For children to get the right support in school it’s important their individual needs are known and understood.
“Assessment” is the term often used to describe the way a child’s additional support needsThis is the legal definition of additional support needs from the Education (Additional Support for Learning) (Scotland) Act 2004, as amended. A child or young person has additional support needs... are identified. For most pupils, assessment is part of day-to-day learning and teaching in school. It starts in pre-school and continues throughout a child’s time in school. It is not a one-off activity, but a process of gathering information to get a picture of a child’s progress. It is usually done by teaching and support for learning staff in school.
Some pupils may have more complex needs, or some parents or professionals may feel a different type of assessment or examination is needed. In these cases, a specific assessment — educational, psychological or medical — may be needed. For example if there are concerns about a child’s mental health, an assessment by Child and Adolescent Health Services may be suggested.
Professionals assessing your child may observe them in class, speak to their teachers and review their work. They may also involve parents and carers at this stage.
If you think your child may need extra help at school, the first thing to do is discuss your concerns with their teacher or the support for learning teacher. They may already be aware of your child’s needs and be providing suitable support. If not, you should talk to them about the available options for assessing your child. They may suggest that a professional, such as an educational psychologist, observes your child in class, speaks to their teachers or reviews their work. Everyone supporting your child should involve you and consider your views as part of any assessments.
Ask the school in the first instance. It can be helpful to put your request in writing to a senior teacher such or a deputy or head teacher or the support for learning teacher, or ask at a planning meeting.
If you have spoken to the school about your child's needs and they do not feel your child has any or disagree with what you think their needs are, you can ask the local authority to assess their needs.
You can also ask the local authority to carry out a specific assessment (such as an educational, medical or psychological assessment or examination). You cannot ask for a particular kind of assessment (for example, the type of test used), or for a particular person to carry it out.
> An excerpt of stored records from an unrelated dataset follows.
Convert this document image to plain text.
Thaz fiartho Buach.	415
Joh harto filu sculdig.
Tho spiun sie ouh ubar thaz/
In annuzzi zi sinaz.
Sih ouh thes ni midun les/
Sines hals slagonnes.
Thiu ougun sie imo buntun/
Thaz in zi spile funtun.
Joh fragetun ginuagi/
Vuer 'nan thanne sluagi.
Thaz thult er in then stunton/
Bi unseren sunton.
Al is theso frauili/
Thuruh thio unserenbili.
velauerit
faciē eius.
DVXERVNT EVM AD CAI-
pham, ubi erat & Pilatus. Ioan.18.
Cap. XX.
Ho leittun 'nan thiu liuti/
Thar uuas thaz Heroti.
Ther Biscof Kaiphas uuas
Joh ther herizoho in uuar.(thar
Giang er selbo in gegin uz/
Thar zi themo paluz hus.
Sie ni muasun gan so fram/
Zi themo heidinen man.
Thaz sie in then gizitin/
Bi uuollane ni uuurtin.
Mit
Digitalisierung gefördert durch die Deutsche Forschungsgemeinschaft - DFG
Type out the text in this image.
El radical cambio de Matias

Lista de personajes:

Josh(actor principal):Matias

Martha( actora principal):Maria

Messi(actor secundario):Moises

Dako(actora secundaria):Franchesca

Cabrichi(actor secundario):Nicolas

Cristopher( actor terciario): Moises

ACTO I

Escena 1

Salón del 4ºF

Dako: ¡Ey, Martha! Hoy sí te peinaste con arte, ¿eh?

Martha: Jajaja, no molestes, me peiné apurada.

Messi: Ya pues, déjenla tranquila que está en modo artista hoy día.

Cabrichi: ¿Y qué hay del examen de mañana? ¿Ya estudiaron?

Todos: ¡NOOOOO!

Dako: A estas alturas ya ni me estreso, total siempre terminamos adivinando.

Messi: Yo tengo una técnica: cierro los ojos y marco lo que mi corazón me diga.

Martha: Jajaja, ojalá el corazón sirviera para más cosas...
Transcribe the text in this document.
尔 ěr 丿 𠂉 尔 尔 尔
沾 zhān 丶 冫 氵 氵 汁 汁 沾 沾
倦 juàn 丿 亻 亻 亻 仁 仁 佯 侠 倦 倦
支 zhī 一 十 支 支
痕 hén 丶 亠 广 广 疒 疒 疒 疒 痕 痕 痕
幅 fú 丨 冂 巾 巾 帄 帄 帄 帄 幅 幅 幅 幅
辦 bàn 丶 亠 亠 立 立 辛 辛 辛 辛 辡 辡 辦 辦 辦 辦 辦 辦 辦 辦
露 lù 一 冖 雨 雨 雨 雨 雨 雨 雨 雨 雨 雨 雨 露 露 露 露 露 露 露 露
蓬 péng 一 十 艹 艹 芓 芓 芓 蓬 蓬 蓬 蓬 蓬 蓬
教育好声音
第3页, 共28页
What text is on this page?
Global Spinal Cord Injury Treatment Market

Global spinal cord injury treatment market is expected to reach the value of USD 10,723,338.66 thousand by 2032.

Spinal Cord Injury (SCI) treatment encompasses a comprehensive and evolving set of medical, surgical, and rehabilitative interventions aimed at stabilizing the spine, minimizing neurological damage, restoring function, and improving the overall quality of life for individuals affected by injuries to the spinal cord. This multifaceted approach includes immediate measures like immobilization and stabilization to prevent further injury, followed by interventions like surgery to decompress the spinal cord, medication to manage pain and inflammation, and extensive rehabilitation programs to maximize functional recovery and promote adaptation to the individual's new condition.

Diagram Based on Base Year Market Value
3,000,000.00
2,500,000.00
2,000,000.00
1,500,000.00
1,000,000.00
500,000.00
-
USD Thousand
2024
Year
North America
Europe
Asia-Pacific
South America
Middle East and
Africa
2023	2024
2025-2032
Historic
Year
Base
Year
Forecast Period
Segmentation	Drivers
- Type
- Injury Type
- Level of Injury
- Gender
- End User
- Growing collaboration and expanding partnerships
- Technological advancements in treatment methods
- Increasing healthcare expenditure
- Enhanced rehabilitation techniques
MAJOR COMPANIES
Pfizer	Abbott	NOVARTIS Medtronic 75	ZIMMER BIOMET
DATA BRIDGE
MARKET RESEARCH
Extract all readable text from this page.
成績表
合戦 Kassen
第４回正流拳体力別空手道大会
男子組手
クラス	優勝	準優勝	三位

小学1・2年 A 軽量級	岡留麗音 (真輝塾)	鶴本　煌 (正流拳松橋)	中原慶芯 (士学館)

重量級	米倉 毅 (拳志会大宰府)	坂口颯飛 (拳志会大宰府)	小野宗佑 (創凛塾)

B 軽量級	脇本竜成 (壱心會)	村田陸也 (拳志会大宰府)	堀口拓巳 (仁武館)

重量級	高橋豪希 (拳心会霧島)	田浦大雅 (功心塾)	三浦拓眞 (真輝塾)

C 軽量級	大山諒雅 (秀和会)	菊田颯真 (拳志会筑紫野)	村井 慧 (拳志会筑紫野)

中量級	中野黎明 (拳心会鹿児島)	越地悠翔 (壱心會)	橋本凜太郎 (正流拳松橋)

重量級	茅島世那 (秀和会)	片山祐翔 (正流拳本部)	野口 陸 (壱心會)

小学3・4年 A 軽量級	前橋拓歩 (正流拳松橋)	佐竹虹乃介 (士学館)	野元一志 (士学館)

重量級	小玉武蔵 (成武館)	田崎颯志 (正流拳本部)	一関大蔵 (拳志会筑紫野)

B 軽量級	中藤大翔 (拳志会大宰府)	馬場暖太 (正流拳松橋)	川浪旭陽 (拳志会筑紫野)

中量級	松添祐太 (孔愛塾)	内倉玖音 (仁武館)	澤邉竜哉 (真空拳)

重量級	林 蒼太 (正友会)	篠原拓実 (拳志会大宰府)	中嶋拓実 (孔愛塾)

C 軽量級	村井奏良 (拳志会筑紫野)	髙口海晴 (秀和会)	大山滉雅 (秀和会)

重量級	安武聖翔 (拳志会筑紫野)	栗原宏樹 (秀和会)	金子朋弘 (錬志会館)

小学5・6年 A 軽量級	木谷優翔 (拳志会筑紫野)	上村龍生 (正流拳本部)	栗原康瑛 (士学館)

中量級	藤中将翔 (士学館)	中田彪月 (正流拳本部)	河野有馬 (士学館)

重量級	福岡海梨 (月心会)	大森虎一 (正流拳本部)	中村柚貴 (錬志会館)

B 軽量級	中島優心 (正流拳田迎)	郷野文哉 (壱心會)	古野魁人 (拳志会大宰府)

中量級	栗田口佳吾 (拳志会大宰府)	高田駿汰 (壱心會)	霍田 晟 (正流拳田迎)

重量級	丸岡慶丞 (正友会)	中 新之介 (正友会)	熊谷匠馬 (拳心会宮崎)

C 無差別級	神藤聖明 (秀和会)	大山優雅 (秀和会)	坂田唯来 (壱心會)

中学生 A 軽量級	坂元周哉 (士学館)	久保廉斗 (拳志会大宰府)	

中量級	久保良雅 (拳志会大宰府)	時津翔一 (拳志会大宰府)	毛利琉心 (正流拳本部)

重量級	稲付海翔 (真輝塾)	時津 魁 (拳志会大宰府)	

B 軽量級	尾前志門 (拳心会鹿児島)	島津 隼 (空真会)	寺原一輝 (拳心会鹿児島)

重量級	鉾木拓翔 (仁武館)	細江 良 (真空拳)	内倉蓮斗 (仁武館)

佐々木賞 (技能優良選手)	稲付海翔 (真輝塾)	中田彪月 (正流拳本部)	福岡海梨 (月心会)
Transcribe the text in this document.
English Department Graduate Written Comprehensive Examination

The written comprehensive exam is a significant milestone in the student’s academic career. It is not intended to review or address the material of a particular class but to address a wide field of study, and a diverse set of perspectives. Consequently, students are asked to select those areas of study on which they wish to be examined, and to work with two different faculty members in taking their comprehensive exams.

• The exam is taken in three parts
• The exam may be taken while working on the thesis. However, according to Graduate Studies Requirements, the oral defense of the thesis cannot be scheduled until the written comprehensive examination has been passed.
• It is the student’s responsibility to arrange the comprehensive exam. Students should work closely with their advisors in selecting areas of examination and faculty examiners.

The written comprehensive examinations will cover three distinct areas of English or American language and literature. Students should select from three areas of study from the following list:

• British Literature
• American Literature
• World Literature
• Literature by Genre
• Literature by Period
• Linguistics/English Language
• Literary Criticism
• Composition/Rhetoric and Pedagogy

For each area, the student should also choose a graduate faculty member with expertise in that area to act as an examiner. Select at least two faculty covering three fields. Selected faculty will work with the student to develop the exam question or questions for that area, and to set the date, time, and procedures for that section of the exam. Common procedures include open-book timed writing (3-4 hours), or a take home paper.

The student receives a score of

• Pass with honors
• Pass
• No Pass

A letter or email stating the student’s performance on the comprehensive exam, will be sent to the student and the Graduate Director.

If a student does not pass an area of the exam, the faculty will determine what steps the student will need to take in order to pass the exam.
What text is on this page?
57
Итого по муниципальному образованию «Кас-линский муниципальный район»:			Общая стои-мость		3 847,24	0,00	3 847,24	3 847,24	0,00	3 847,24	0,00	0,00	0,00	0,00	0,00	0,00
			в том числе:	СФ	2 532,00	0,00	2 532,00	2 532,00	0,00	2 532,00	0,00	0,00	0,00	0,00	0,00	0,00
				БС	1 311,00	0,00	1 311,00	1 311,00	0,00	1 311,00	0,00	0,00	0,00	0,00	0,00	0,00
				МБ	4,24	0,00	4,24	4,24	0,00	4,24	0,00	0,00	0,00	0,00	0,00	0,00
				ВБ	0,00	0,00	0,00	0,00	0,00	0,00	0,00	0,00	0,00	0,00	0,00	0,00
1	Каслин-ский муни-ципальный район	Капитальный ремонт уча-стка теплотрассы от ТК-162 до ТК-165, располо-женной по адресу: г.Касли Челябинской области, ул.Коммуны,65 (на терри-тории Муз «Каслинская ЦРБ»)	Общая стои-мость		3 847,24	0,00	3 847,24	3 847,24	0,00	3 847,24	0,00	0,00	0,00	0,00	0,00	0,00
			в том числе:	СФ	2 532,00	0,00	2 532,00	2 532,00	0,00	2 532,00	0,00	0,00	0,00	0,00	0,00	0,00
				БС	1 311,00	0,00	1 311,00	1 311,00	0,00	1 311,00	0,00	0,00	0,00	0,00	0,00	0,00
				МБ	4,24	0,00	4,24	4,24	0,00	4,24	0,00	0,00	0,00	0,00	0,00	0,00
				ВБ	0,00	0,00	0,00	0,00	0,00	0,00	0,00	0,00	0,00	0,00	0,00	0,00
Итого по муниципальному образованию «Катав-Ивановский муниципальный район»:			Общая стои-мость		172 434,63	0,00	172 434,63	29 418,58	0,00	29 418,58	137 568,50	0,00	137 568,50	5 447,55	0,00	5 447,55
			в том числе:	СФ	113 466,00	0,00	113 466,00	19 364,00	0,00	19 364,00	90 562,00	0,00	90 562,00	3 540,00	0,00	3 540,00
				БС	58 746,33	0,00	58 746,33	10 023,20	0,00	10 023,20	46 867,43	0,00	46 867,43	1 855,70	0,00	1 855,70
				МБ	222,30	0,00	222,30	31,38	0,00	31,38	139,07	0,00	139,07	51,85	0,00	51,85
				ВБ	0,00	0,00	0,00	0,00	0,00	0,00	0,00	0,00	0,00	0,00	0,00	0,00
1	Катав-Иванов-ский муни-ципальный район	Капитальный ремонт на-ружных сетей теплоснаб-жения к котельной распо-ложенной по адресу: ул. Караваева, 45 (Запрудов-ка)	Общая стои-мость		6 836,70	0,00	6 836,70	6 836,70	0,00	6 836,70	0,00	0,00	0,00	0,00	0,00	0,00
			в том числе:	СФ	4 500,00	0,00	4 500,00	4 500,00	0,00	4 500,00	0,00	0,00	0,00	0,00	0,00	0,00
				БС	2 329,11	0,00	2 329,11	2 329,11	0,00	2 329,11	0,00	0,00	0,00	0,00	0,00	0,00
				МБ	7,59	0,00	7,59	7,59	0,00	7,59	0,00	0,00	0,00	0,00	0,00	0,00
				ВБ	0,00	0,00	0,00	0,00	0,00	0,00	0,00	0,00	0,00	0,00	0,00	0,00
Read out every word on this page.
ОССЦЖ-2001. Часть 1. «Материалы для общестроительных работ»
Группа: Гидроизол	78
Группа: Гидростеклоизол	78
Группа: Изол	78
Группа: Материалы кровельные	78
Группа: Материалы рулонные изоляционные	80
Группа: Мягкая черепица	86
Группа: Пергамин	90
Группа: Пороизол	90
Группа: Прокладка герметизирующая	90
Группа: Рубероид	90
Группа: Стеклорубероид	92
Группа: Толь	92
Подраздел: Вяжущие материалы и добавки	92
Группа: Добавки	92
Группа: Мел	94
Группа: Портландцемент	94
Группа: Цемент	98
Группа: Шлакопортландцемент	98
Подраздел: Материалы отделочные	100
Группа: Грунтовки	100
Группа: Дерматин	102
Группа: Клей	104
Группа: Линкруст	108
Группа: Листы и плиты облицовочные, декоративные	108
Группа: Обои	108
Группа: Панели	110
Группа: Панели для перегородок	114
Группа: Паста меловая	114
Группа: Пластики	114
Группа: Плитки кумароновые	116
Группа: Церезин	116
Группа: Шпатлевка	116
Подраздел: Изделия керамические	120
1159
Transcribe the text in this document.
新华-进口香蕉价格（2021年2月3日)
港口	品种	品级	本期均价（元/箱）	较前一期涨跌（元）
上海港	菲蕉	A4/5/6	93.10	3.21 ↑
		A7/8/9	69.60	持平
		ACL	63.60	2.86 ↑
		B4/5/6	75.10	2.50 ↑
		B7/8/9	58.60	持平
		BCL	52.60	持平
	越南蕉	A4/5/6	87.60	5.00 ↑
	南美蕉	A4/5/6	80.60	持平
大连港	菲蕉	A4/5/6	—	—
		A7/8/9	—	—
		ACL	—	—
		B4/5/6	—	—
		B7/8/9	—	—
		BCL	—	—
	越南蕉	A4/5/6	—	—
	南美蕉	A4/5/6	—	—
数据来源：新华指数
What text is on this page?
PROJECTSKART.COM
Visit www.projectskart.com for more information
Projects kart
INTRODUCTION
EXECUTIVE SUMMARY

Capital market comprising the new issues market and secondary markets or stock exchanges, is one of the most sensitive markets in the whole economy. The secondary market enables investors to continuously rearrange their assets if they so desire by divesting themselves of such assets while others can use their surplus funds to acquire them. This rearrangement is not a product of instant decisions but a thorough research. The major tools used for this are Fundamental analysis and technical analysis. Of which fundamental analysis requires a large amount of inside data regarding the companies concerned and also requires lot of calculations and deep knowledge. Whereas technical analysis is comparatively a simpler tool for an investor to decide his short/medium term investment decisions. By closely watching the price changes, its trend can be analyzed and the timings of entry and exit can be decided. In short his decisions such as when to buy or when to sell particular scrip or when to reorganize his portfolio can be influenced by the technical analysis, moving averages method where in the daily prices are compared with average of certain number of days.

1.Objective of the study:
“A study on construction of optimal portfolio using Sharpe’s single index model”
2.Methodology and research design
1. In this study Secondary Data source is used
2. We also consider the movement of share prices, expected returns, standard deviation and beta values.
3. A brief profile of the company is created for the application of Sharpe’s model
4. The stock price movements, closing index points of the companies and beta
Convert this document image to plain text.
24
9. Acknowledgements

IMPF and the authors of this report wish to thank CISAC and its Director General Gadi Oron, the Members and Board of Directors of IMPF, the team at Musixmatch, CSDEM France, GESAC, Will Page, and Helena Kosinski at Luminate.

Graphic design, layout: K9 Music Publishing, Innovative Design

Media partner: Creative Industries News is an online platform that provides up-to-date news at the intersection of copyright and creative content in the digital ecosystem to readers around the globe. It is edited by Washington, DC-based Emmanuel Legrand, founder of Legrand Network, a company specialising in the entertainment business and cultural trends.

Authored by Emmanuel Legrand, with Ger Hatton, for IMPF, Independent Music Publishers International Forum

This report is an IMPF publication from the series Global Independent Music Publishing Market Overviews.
Your request for a specific assessment must be in a format that can be kept for future reference (such as letter or email). You should send it to your local authority’s Additional Support for Learning Manager. You can find their details on our Find a Service resource or call our helpline on 0345 123 2303.
When requesting an assessment include:
- your name, address and contact number
- your relationship to the child
- a brief description of your child’s difficulties including how they affect their education, e.g. if they struggle to concentrate, have difficulty communicating, or are falling behind with their school work
- the child’s name, address and date of birth
- the pre-school or school they attend
- a statement that you are formally asking for a specific assessment or examination
- the reasons for your request.
You can also refer your child yourself or ask your GP or health visitor to refer your child to some agencies, such as occupational therapy, speech and language therapy, physiotherapy or mental health services.
A child does not need a formal diagnosis of a particular condition to receive support.
Although a diagnosis can help the school understanding a child’s needs and to plan support, if your child does not have a formal diagnosis support should still be put in place.
Schools and local authorities or councils should take account of any information that you, your child or other agencies involved with your child provide – including private assessments. They do not have a duty to meet any recommendations made in a private assessment.
- speak to a teacher at your child's school about their needs as soon as possible
- ask for a meeting to discuss your concerns
- ask the staff supporting your child to explain what they think your child's needs are
- put your request for an specific assessment in writing to the local authority or raise it at a planning meeting
- tell the school if your child is undergoing any other assessments, e.g. health assessments
- ask the staff at the school whether they will be explaining the assessment to your child or should you.
Possible conversation starters:
- I'd like my child to be assessed for dyslexia as we have discussed his learning difficulties for some time now.
- Can you explain how my child will be assessed?
- How will I be involved in my child's assessment?
- When will I find out the result of the assessments?